I am not sure of this, given the amount of special cases it already has.


> The number of lines equals the Haskell example in this case.
> Interestingly, you have opened an enhancement request on this and then argued against it.

I am not against it, it's a nice syntax. But I think there are more useful things to change/add, like syntax to destructure tuples, that I need every 20 lines of code or so. When you put out many suggestions, I think it's important to specify what you think is more important and what's less important.


> There is no 'right' way.

So we don't agree even on what we have to agree :-)

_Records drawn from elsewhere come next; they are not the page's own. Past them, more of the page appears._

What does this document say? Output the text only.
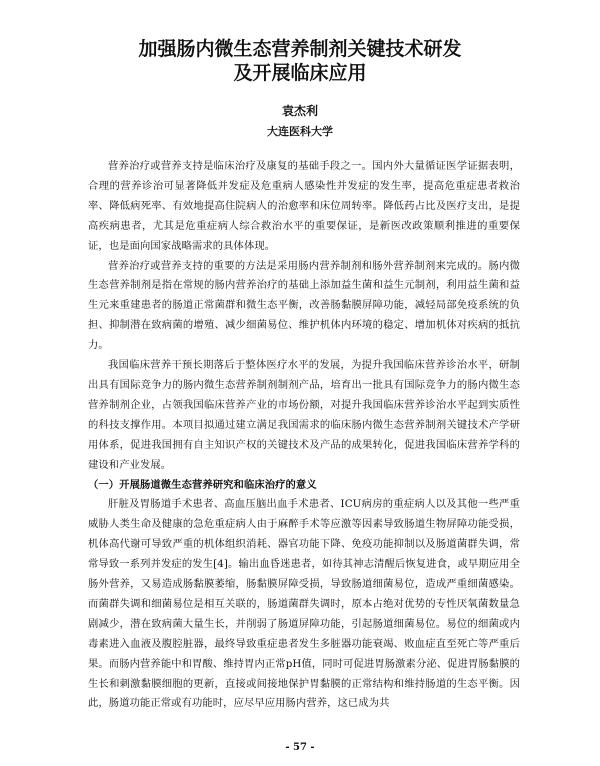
加强肠内微生态营养制剂关键技术研发
及开展临床应用
袁杰利
大连医科大学

营养治疗或营养支持是临床治疗及康复的基础手段之一。国内外大量循证医学证据表明，合理的营养诊治可显著降低并发症及危重病人感染性并发症的发生率，提高危重症患者救治率、降低病死率、有效地提高住院病人的治愈率和床位周转率。降低药占比及医疗支出，是提高疾病患者，尤其是危重症病人综合救治水平的重要保证，是新医改政策顺利推进的重要保证，也是面向国家战略需求的具体体现。

营养治疗或营养支持的重要的方法是采用肠内营养制剂和肠外营养制剂来完成的。肠内微生态营养制剂是指在常规的肠内营养治疗的基础上添加益生菌和益生元制剂，利用益生菌和益生元来重建患者的肠道正常菌群和微生态平衡，改善肠黏膜屏障功能，减轻局部免疫系统的负担、抑制潜在致病菌的增殖、减少细菌易位、维护机体内环境的稳定、增加机体对疾病的抵抗力。

我国临床营养干预长期落后于整体医疗水平的发展，为提升我国临床营养诊治水平，研制出具有国际竞争力的肠内微生态营养制剂制剂产品，培育出一批具有国际竞争力的肠内微生态营养制剂企业，占领我国临床营养产业的市场份额，对提升我国临床营养诊治水平起到实质性的科技支撑作用。本项目拟通过建立满足我国需求的临床肠内微生态营养制剂关键技术产学研用体系，促进我国拥有自主知识产权的关键技术及产品的成果转化，促进我国临床营养学科的建设和产业发展。

（一）开展肠道微生态营养研究和临床治疗的意义

肝脏及胃肠道手术患者、高血压脑出血手术患者、ICU病房的重症病人以及其他一些严重威胁人类生命及健康的急危重症病人由于麻醉手术等应激等因素导致肠道生物屏障功能受损，机体高代谢可导致严重的机体组织消耗、器官功能下降、免疫功能抑制以及肠道菌群失调，常常导致一系列并发症的发生[4]。输出血昏迷患者，如待其神志清醒后恢复进食，或早期应用全肠外营养，又易造成肠黏膜萎缩，肠黏膜屏障受损，导致肠道细菌易位，造成严重细菌感染。而菌群失调和细菌易位是相互关联的，肠道菌群失调时，原本占绝对优势的专性厌氧菌数量急剧减少，潜在致病菌大量生长，并削弱了肠道屏障功能，引起肠道细菌易位。易位的细菌或内毒素进入血液及腹腔脏器，最终导致重症患者发生多脏器功能衰竭、败血症直至死亡等严重后果。而肠内营养能中和胃酸、维持胃内正常pH值，同时可促进胃肠激素分泌、促进胃肠黏膜的生长和刺激黏膜细胞的更新，直接或间接地保护胃黏膜的正常结构和维持肠道的生态平衡。因此，肠道功能正常或有功能时，应尽早应用肠内营养，这已成为共

- 57 -
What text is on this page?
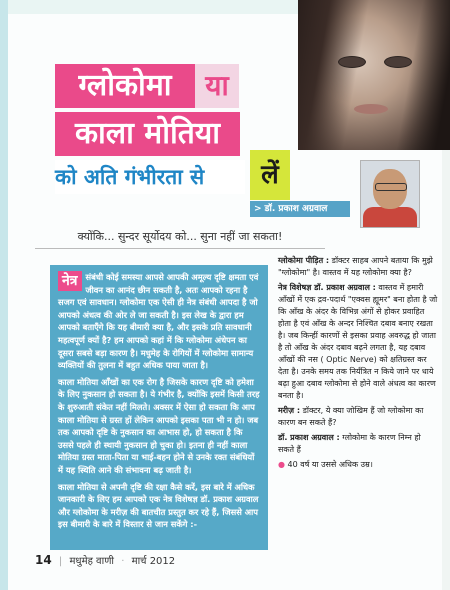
ग्लोकोमा	या
काला मोतिया
को अति गंभीरता से	लें
> डॉ. प्रकाश अग्रवाल
क्योंकि... सुन्दर सूर्योदय को... सुना नहीं जा सकता!

नेत्र संबंधी कोई समस्या आपसे आपकी अमूल्य दृष्टि क्षमता एवं जीवन का आनंद छीन सकती है, अतः आपको रहना है सजग एवं सावधान। ग्लोकोमा एक ऐसी ही नेत्र संबंधी आपदा है जो आपको अंधत्व की ओर ले जा सकती है। इस लेख के द्वारा हम आपको बताएँगे कि यह बीमारी क्या है, और इसके प्रति सावधानी महत्वपूर्ण क्यों है? हम आपको कहां में कि ग्लोकोमा अंधेपन का दूसरा सबसे बड़ा कारण है। मधुमेह के रोगियों में ग्लोकोमा सामान्य व्यक्तियों की तुलना में बहुत अधिक पाया जाता है।

काला मोतिया आँखों का एक रोग है जिसके कारण दृष्टि को हमेशा के लिए नुकसान हो सकता है। ये गंभीर है, क्योंकि इसमें किसी तरह के शुरुआती संकेत नहीं मिलते। अक्सर में ऐसा हो सकता कि आप काला मोतिया से ग्रस्त हों लेकिन आपको इसका पता भी न हो। जब तक आपको दृष्टि के नुकसान का आभास हो, हो सकता है कि उससे पहले ही स्थायी नुकसान हो चुका हो। इतना ही नहीं काला मोतिया ग्रस्त माता-पिता या भाई-बहन होने से उनके रक्त संबंधियों में यह स्थिति आने की संभावना बढ़ जाती है।

काला मोतिया से अपनी दृष्टि की रक्षा कैसे करें, इस बारे में अधिक जानकारी के लिए हम आपको एक नेत्र विशेषज्ञ डॉ. प्रकाश अग्रवाल और ग्लोकोमा के मरीज़ की बातचीत प्रस्तुत कर रहे हैं, जिससे आप इस बीमारी के बारे में विस्तार से जान सकेंगे :-

ग्लोकोमा पीड़ित : डॉक्टर साहब आपने बताया कि मुझे "ग्लोकोमा" है। वास्तव में यह ग्लोकोमा क्या है?

नेत्र विशेषज्ञ डॉ. प्रकाश अग्रवाल : वास्तव में हमारी आँखों में एक द्रव-पदार्थ "एक्वस ह्यूमर" बना होता है जो कि आँख के अंदर के विभिन्न अंगों से होकर प्रवाहित होता है एवं आँख के अन्दर निश्चित दबाव बनाए रखता है। जब किन्हीं कारणों से इसका प्रवाह अवरुद्ध हो जाता है तो आँख के अंदर दबाव बढ़ने लगता है, यह दबाव आँखों की नस ( Optic Nerve) को क्षतिग्रस्त कर देता है। उनके समय तक निर्यंत्रित न किये जाने पर धाये बढ़ा हुआ दबाव ग्लोकोमा से होने वाले अंधत्व का कारण बनता है।

मरीज़ : डॉक्टर, ये क्या जोखिम हैं जो ग्लोकोमा का कारण बन सकते हैं?

डॉ. प्रकाश अग्रवाल : ग्लोकोमा के कारण निम्न हो सकते हैं

● 40 वर्ष या उससे अधिक उम्र।

14 | मधुमेह वाणी · मार्च 2012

And having multiple correct ways to do something is often bad :-(

Bye,
bearophile
September 20, 2012
Timon Gehr:

> mixin ADT!q{ Tree(T): Leaf(T x), Node(Tree a, Tree b) };
>
> DynRange!T fringe(T)(Tree!T t){
>     return t.match!(
>         (Leaf l) => cons(l.x, empty),
>         (Node n) => chain(n.a.fringe, n.b.fringe).dynRange,
>     );
> }
>
> bool sameFringe(T)(Tree!T t1, Tree!T t2){
>     return equal(t1.fringe, t2.fringe);
> }
>
> for suitable definitions of ADT, DynRange/dynRange, cons and empty.  So
> those would be nice additions to Phobos. Obviously this would look even
> better:
>
> mixin ADT!q{ Tree(T): Leaf(T x), Node(Tree a, Tree b) };
>
> DynRange!T fringe(T)(Tree!T t) => t.match!(
>     (Leaf l) => cons(l.x, empty),
>     (Node n) => chain(n.a.fringe, n.b.fringe).dynRange,
> );
>
> bool sameFringe(T)(Tree!T t1, Tree!T t2) => t1.fringe == t2.fringe;

And thank you for the code example.

Bye,
bearophile
September 20, 2012
Le 20/09/2012 18:39, Timon Gehr a écrit :
> On 09/20/2012 04:23 PM, bearophile wrote:
>> Andrei Alexandrescu:
>>
>>> In particular, Martin has been quite impressed with our approach to
>>> purity and immutability. We are considering a collaboration with one
>>> of his students on a paper to formalize the approach and possibly
>>> adapt it to Scala.
>>
>> Formalizing D purity is probably possible, but it already has many
>> special cases, and few more are coming (see Bugzilla on this)!
>>
>
> Formalising it is not hard, but the D implementation will have to be
> fixed. Just decouple 'immutable' and 'pure' completely,
>
> int foo()pure{
> int x;
> immutable int y;
> void bar()pure{
> x++; // ok
> }
> int baz()pure immutable{
> return y; // ok
> }
> int foo()pure immutable{
> return x; // error
> }
> }
>
> then rename pure to somethingother and make pure a synonym for
> somethingother immutable and add that to Scala.
>

I proposed something similar in the epic delegate thread. I observe that thing fall together nicely with it on several topics. It seems like the way to go.